The next instant he was drawn bodily into the room and pushed down forcibly into a chair, whilst the whole half-dozen piled upon him with demands to be told how he had managed to get off and come back. No one but Clark could have understood them or answered them, but somehow, as his arms seemed able to gather in the whole lot of struggling, squeezing, wriggling, shoving little bodies, so his ears seemed to catch all the questions and his mind to answer each in turn and all together.
"'How did I come?'—Ran every step of the way.—'Why did I come back?'—Well! that's a question for a man with eight children who will sit up and keep Santa Claus out of the house unless their father comes home and puts them to bed and holds their eyelids down to keep them from peeping and scaring Santa Claus away!
—"'What did Mr. Livingstone say?'—Well, what do you suppose a man would say Christmas Eve to another man who has eight wide-awake children who will sit up in front of the biggest fire-place in the house until midnight Christmas Eve so that Santa Claus can't come down the only chimney big enough to hold his presents? He would say, 'John Clark, I have no children of my own, but you have eight, and if you don't go home this minute and see that those children are in bed and fast asleep and snoring,—yes, snoring, mind,—by ten o'clock, I'll never, and Santa Claus will never—!'
—"'Did I see anything of Santa Claus?' Well, if I were to tell you—what I saw this night, why,—you'd never believe me. There's a sleigh so big coming in a little while to this town, and this street, and this house, that it holds presents enough for—.
"'When will it be here?' Well, from the sleigh-bells that I heard I should say—. My goodness, gracious! If it isn't almost ten o'clock, and if that sleigh should get here whilst there's a single eye open in this house, I don't know what Santa Claus might do!"
And, with a strength that one might have thought quite astonishing, John Clark rose somehow from under the mass of little heads, and, with his arms still around them, still talking, still cajoling, still entertaining and still caressing, he managed to bear the whole curly, chattering flock to the door where, with renewed kisses and squeezes and questions, they were all finally induced to release their hold and run squeaking and frisking off upstairs to bed.
Then, as he closed the door, Clark turned and looked at the only other occupant of the room, a lady whose pale face would have told her story even had she not remained outstretched on a lounge during the preceding scene.

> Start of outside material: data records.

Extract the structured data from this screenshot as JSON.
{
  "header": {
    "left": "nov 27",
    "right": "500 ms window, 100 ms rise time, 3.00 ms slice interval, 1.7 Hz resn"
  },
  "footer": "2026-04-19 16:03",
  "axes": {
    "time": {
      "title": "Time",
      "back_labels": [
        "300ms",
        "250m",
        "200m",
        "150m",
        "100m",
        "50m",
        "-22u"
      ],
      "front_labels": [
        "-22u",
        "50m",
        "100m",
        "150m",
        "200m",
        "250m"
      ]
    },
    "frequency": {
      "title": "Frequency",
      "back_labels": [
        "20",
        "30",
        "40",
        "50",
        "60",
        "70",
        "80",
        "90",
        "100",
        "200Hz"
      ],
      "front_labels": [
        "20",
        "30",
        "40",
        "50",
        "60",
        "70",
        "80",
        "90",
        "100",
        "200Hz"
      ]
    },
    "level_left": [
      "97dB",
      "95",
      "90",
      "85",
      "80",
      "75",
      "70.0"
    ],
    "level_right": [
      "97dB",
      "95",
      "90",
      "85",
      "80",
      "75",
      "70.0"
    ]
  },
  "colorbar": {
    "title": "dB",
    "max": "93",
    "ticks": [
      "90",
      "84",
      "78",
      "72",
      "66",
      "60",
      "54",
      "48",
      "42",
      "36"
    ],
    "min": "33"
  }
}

If, however, Mrs. Clark's face was pale, her eyes were brilliant, and the look that she and her husband exchanged told that even invalidism and narrow means have alleviations, so full was the glance they gave of confidence and joy.
Yet, as absolute as was their confidence, Mr. Clark did not now tell his wife the truth. He gave her in a few words the reason of his return. Mr. Livingstone was feeling unwell, he said. He had not remembered it was Christmas Eve, he added; and, turning quickly and opening the door into the front room he guilefully dived at once into the matter of the Christmas-tree which was standing there waiting to be dressed.
Whether or not Mr. Clark deceived Mrs. Clark might be a matter of question. Mr. Clark was not good at deception. Mrs. Clark was better at it; but then, to-night was a night of peace and good-will, and since her husband had returned she was willing to forgive even Livingstone.